Die Beschränkungen auf 100 beziehungsweise 120 Stundenkilometer bleiben gültig, bis die Lärmschutzwände nachträglich errichtet sind.

Beschwert hatten sich bereits wenige Tage nach Fertigstellung der sechs Autobahnspuren Anfang April die Einwohner der Siedlung „An der Springmühle“. Die Häuser stehen nur wenige 100 Meter westlich der Autobahn in etwa der nördlichen Höhe des Einkaufszentrums Kaufpark. Dort klafft zudem eine Lücke in der Aufschüttung beiderseits der Autobahn. Seit der Freigabe des Verkehrs, sagen die betroffenen Bewohner, sei der Lärm unerträglich geworden. Selbst bei geschlossenen Fenstern sei ein nächtlicher Schlaf unmöglich geworden.

„Dieser Lärmzustand überschreitet die Immissionsgrenzwerte bei weitem“, heißt es in dem Protestschreiben.
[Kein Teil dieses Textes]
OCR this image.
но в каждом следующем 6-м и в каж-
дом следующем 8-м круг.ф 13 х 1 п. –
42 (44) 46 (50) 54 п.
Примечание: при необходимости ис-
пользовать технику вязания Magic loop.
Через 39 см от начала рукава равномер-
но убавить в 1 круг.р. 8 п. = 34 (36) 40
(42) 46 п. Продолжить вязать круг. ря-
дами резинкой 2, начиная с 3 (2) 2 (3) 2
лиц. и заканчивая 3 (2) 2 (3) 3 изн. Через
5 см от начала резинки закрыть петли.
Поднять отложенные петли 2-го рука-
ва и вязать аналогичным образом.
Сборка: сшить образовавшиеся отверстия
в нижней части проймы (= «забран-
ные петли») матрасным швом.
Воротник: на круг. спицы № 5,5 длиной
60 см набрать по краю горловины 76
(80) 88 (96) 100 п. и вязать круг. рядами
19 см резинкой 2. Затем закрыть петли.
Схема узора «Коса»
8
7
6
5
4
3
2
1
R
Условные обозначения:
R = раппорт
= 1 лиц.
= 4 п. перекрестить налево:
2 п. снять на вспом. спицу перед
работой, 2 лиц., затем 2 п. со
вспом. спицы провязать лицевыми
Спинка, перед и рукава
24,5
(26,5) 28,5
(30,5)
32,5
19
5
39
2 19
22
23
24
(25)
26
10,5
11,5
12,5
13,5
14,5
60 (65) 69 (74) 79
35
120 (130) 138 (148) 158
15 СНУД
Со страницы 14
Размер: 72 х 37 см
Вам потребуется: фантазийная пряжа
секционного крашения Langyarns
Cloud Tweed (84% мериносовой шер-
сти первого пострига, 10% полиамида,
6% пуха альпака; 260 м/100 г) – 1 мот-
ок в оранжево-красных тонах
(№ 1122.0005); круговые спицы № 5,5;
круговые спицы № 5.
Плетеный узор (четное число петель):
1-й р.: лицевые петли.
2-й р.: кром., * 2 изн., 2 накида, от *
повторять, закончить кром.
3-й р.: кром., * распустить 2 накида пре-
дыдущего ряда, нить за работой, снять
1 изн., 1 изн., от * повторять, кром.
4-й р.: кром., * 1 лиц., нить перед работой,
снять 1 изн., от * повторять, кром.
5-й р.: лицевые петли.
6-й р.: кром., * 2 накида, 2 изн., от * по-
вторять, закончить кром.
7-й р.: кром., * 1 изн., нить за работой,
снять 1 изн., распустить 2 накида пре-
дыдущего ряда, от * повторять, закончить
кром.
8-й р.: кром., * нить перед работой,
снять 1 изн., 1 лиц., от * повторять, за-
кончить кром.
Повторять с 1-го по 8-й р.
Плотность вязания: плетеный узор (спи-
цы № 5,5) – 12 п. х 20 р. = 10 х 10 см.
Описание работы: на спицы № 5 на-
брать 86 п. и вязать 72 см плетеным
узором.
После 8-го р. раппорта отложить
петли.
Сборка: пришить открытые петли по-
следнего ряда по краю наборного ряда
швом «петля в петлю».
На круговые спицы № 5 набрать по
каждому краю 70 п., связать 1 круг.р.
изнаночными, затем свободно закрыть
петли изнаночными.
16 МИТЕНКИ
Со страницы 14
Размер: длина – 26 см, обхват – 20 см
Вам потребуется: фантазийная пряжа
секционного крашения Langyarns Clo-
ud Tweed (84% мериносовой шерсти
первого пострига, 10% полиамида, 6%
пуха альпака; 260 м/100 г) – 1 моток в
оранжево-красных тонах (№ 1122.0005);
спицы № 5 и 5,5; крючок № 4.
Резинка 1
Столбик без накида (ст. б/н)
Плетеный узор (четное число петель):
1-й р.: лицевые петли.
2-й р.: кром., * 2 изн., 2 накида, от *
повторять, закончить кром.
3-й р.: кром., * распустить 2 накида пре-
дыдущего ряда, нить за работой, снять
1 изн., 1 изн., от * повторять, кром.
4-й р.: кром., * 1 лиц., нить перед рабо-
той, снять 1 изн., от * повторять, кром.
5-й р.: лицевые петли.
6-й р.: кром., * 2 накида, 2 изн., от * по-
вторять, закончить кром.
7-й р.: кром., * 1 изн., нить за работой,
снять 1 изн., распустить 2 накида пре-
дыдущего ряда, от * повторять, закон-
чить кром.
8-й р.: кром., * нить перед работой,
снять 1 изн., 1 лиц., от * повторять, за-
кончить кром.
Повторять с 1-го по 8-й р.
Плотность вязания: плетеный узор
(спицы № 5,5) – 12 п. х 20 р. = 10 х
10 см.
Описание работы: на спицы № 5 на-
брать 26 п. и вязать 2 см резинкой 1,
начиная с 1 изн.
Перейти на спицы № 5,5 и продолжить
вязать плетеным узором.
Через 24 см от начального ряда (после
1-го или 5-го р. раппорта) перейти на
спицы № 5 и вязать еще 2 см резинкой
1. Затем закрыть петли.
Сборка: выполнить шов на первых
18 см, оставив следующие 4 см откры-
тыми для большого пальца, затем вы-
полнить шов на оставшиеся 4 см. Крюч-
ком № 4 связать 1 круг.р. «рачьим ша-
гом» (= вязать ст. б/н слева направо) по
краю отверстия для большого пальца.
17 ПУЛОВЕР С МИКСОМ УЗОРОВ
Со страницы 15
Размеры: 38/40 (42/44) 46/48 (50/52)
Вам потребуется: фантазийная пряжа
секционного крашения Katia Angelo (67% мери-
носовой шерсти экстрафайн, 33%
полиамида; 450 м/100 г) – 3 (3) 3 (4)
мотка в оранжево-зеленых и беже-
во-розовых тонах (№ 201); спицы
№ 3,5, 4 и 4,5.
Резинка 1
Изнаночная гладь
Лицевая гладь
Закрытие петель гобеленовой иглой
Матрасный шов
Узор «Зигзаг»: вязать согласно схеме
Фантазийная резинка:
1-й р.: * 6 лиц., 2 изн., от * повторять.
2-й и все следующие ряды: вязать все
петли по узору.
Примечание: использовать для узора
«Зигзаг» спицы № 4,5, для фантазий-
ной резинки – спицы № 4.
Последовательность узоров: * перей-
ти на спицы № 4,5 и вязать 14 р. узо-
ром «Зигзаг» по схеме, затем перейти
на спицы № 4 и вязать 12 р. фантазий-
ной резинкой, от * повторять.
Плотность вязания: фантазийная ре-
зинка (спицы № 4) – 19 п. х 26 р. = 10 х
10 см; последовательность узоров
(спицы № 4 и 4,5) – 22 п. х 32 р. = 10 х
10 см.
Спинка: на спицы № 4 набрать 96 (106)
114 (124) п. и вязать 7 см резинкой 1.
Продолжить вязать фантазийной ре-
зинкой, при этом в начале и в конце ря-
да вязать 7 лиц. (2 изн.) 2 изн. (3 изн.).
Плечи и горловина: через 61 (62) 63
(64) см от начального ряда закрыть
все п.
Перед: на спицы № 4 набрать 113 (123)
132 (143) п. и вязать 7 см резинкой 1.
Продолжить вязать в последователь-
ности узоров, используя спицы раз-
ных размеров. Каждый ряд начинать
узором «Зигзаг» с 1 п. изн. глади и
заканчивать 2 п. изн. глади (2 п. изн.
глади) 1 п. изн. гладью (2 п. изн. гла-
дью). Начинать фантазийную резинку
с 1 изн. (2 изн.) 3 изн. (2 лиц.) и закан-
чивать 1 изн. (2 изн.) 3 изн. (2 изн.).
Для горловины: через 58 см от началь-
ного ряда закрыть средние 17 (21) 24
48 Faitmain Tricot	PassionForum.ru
Es sei zugesagt gewesen, die Geschwindigkeitsbegrenzung erst dann aufzuheben, wenn die Lärmschutzwände fertiggestellt seien. Die Forderung der Anwohner: „Wir erwarten sofortige Maßnahmen zur Minimierung des Verkehrslärms durch aktiven oder passiven Lärmschutz.“

Darauf hat die niedersächsische Behörde für Straßenbau und Verkehr in Bad Gandersheim nach gut zwei Wochen reagiert. Um den Lärm zu reduzieren, richtete die Landesbehörde „als Ersatz-Lärmschutz“ zwischen dem Parkplatz Parensen und der Anschlussstelle Göttingen jetzt ein Tempolimit von 120 Stundenkilometern ein. Für den Bereich direkt nördlich der Abfahrt Göttingen wurde sogar eine Höchstgeschwindigkeit von nur 100 Stundenkilometern verfügt.

Beide Beschränkungen, erklärt die Straßenbaubehörde weiter, würden nach Errichtung der Lärmschutzeinrichtungen wieder aufgehoben. Die Fertigstellung der Lärmschutzwände, so die Behörde, sei für den Oktober dieses Jahres zu erwarten.